Abn Amro heeft op 30 januari 2003 een door [appellant] ingenomen putoptie PHI gesloten zonder opdracht en dus zonder hiertoe bevoegd te zijn. [appellant] heeft hierdoor een schade geleden van € 6.310,20.
Abn Amro heeft op 3 maart 2003 een door [appellant] ingenomen putoptie ING gesloten zonder opdracht en dus zonder hiertoe bevoegd te zijn. [appellant] heeft hierdoor een schade geleden van € 9.092,=.

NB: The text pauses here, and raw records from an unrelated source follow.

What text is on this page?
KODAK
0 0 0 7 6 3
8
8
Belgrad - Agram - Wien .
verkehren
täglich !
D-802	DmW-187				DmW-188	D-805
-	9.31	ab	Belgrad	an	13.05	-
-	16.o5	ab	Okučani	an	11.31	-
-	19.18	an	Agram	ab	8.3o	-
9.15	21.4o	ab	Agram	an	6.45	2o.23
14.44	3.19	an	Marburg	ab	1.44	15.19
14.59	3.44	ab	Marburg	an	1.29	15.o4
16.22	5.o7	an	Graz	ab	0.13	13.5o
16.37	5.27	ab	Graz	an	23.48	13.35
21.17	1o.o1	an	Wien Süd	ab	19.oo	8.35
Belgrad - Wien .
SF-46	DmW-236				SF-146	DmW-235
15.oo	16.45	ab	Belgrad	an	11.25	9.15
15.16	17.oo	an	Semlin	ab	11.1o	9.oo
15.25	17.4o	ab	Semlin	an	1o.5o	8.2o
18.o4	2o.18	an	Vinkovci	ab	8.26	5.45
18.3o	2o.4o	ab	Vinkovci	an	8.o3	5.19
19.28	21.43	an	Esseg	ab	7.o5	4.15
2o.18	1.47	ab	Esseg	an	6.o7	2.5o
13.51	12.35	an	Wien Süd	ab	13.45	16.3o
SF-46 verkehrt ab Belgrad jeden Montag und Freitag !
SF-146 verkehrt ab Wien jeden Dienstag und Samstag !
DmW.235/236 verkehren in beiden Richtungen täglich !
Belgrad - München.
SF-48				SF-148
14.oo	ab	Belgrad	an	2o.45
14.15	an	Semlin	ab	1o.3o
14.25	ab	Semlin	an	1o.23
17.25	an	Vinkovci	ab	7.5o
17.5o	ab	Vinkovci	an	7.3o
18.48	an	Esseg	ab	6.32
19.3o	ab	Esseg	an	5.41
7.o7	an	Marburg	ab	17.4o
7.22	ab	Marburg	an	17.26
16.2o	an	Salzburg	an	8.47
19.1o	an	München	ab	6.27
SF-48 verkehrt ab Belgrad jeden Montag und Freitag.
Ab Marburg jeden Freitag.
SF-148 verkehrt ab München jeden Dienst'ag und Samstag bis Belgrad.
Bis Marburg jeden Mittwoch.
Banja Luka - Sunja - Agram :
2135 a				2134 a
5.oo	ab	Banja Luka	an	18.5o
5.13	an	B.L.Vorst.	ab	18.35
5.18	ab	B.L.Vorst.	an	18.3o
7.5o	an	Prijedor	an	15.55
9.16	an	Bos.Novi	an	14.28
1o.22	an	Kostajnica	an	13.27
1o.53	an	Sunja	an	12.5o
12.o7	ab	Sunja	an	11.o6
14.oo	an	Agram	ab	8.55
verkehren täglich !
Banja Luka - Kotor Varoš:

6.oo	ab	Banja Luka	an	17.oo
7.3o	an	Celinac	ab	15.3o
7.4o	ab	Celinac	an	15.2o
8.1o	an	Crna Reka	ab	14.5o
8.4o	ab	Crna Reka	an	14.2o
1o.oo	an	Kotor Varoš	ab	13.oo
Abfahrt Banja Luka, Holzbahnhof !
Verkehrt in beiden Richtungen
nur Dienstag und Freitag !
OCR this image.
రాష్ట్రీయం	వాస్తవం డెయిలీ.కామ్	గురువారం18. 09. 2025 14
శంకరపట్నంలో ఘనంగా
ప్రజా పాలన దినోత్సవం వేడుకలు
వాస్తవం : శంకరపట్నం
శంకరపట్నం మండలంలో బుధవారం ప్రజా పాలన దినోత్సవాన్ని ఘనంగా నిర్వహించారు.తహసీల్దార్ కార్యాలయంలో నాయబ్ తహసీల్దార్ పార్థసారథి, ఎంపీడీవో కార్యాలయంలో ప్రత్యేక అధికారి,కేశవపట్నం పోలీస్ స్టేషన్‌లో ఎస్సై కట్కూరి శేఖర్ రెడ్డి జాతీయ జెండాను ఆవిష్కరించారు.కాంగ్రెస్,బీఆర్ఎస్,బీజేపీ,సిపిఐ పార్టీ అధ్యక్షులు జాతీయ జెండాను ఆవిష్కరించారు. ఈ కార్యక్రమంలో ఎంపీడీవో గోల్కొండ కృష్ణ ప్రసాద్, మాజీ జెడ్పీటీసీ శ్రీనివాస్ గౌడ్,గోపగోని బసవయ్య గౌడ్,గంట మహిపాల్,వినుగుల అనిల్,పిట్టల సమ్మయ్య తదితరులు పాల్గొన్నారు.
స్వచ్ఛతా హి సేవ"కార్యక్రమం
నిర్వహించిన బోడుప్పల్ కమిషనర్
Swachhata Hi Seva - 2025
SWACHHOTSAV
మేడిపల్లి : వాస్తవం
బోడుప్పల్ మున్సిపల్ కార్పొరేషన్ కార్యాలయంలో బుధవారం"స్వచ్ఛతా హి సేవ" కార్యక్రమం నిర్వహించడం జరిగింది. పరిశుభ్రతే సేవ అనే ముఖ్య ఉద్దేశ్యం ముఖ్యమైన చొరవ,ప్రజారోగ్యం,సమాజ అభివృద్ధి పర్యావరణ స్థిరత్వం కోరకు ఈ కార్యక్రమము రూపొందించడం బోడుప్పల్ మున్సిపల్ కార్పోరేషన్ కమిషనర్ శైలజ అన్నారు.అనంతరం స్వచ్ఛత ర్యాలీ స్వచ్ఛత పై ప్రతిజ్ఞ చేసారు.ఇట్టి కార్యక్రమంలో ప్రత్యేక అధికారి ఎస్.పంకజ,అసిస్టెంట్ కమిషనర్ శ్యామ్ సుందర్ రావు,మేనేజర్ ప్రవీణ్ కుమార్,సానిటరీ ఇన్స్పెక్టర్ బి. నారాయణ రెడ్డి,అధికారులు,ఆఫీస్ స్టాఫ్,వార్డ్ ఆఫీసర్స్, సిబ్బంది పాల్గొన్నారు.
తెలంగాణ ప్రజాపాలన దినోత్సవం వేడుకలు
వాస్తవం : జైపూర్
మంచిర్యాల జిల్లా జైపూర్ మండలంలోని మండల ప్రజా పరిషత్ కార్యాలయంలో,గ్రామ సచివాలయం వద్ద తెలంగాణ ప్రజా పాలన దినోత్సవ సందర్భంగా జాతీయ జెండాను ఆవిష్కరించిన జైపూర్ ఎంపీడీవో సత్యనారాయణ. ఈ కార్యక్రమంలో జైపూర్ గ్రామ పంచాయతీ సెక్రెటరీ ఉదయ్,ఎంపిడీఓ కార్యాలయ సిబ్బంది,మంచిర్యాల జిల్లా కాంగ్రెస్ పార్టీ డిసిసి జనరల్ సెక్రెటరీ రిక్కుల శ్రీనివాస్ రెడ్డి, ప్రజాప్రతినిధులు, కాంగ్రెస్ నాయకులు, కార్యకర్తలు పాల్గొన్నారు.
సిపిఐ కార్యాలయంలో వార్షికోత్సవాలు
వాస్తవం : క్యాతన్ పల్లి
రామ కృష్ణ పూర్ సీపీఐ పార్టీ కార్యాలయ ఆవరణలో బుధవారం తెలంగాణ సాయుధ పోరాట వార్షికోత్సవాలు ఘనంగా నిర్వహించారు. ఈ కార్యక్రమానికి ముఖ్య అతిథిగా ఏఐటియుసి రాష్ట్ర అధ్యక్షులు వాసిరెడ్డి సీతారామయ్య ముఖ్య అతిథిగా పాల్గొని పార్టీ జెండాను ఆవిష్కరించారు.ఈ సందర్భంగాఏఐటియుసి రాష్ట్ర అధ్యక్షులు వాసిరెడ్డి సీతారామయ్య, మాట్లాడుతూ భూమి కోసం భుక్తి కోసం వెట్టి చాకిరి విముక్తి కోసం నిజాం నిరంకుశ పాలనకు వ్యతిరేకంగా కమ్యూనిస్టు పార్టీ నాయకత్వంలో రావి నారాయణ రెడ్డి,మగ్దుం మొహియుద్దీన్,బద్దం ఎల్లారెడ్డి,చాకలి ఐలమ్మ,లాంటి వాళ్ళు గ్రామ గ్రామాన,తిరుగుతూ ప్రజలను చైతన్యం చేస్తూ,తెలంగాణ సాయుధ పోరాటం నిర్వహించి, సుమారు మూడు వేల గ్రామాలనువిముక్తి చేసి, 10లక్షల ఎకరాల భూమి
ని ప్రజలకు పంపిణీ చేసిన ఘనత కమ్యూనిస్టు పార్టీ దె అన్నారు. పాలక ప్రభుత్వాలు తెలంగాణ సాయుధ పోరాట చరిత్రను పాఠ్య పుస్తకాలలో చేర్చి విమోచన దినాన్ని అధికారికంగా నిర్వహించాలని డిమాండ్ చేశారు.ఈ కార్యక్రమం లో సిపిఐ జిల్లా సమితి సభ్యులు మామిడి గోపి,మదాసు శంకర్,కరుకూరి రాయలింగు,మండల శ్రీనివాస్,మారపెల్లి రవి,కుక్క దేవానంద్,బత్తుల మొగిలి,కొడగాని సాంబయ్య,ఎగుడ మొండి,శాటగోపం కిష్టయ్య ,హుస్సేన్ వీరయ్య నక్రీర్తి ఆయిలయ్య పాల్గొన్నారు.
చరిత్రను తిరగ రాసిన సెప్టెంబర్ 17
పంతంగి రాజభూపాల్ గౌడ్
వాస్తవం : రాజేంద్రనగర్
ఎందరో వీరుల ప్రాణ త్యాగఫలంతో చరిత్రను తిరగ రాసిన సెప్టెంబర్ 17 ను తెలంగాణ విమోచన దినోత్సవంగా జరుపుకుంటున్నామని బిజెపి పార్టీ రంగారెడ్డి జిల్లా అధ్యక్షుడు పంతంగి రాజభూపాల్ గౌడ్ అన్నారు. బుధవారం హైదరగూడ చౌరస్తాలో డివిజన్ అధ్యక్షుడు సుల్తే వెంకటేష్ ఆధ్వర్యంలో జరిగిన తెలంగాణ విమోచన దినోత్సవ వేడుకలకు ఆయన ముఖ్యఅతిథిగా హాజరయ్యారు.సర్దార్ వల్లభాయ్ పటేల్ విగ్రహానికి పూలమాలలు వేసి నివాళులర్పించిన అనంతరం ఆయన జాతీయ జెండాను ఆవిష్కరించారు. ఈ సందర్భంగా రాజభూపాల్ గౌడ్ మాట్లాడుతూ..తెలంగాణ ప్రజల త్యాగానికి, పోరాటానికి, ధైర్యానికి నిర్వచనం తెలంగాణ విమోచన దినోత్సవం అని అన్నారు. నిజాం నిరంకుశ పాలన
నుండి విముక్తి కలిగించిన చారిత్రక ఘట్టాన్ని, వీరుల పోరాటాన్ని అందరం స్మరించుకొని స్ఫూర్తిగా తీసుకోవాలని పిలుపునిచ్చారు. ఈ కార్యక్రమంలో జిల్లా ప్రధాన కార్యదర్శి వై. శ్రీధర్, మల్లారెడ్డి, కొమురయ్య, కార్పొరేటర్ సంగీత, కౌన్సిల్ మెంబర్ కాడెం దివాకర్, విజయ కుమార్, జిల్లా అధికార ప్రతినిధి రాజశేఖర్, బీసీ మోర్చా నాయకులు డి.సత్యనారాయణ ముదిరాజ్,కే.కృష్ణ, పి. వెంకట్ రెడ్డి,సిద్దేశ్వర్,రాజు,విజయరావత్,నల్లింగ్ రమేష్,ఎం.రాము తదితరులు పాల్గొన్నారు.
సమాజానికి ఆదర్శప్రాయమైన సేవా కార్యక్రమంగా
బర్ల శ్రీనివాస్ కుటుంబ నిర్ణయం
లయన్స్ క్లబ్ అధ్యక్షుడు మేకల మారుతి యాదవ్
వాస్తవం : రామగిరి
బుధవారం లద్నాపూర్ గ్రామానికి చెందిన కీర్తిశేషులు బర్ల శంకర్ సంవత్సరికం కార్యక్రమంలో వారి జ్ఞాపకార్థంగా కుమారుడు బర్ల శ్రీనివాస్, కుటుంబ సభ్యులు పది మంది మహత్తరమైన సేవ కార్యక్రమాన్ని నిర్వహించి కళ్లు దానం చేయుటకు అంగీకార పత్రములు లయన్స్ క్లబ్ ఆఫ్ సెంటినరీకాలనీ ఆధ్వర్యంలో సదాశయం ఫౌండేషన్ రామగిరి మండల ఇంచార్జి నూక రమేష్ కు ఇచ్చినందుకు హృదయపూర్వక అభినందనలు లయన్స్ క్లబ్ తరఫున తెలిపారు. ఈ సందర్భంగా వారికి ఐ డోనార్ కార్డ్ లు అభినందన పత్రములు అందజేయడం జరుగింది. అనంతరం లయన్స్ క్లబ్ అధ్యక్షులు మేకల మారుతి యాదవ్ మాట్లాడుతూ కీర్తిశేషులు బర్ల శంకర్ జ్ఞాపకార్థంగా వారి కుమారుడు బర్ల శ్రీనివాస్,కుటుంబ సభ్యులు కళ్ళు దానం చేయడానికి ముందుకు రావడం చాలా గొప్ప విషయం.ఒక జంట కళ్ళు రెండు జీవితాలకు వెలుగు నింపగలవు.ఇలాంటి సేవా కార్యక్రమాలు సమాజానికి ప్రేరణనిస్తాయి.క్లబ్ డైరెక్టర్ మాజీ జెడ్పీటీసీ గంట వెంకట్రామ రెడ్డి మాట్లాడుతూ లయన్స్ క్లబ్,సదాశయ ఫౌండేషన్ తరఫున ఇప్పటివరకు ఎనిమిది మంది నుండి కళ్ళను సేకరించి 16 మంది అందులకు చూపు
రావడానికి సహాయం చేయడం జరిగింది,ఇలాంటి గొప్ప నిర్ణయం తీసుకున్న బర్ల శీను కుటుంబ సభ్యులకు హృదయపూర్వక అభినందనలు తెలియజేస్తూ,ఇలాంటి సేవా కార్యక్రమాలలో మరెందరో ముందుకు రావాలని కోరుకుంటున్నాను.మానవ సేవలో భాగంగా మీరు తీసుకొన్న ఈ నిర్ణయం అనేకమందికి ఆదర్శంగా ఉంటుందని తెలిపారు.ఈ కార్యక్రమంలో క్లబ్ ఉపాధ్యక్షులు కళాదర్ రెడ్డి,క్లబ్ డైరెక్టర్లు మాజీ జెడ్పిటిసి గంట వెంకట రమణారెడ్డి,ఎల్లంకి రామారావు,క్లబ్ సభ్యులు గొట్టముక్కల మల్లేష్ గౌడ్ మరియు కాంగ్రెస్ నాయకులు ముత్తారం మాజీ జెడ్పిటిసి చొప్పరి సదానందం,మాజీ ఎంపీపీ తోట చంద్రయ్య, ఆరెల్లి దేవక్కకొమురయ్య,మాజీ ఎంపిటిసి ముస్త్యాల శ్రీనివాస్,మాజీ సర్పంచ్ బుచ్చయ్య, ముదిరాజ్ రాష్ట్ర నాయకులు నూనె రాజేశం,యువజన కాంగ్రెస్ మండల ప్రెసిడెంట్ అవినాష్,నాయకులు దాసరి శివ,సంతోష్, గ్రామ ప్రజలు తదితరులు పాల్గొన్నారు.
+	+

( e) De Klachtencommissie heeft op 15 maart 2007 uitspraak gedaan (hierna: de uitspraak van de Klachtencommissie). De Klachtencommissie heeft beslist dat de onder 2) genoemde klacht geen bespreking behoeft daar Abn Amro zich bij brief van 11 juli 2005, gericht aan de Klachtencommissie, bereid heeft verklaard tot vergoeding van het door [appellant] geleden verlies van € 1.275,60. De Klachtencommissie heeft voorts de onder 1) en 3) genoemde klachten gegrond bevonden en de overige klachten afgewezen. Conform de uitspraak van de Klachtencommissie heeft Abn Amro aan [appellant] op 11 april 2007 € 23.631,09 (een hoofdsom van € 18.109,= vermeerderd met wettelijke rente) betaald.
( f) [appellant] is van de uitspraak van de Klachtencommissie in hoger beroep gegaan bij de Beroepscommissie. [appellant] heeft daarbij grieven aangevoerd tegen de beoordeling door de Klachtencommissie van de onder nummers 4) tot en met 7) weergegeven klachten.
Abn Amro heeft hierop incidenteel beroep ingesteld tegen de beoordeling door de Klachtencommissie van de onder nummers 1) en 3) weergegeven klachten.
( g) De Beroepscommissie heeft op 4 februari 2008 uitspraak gedaan in het principaal beroep van [appellant] en het incidenteel beroep van Abn Amro (hierna: de uitspraak van de Beroepscommissie). De Beroepscommissie heeft de door [appellant] aangevoerde grieven verworpen en de door Abn Amro aangevoerde grieven gegrond geacht. De Beroepscommissie heeft in het dictum van de uitspraak beslist dat:
8. de beslissing van de Klachtencommissie wordt gehandhaafd voor zover het de onder 4) tot en met 7), in eerste aanleg aangevoerde, klachten betreft;
9. de beslissing van de Klachtencommissie wordt vernietigd voor zover het de onder 1) tot en met 3) vermelde, in eerste aanleg gevoerde klachten betreft;
10. de klachten 1) en 3) alsnog worden afgewezen;
11. [appellant] binnen één maand na verzending aan partijen van een afschrift van het bindend advies aan Abn Amro een bedrag betaalt van € 23.631,09 vermeerderd met de wettelijke rente vanaf 23 augustus 2007 tot aan de dag van de algehele voldoening.
( h) [appellant] is, ondanks sommaties daartoe op 5 januari 2009 en 19 maart 2009, niet tot betaling van het bedrag van € 23.631,09 vermeerderd met de wettelijke rente overgegaan.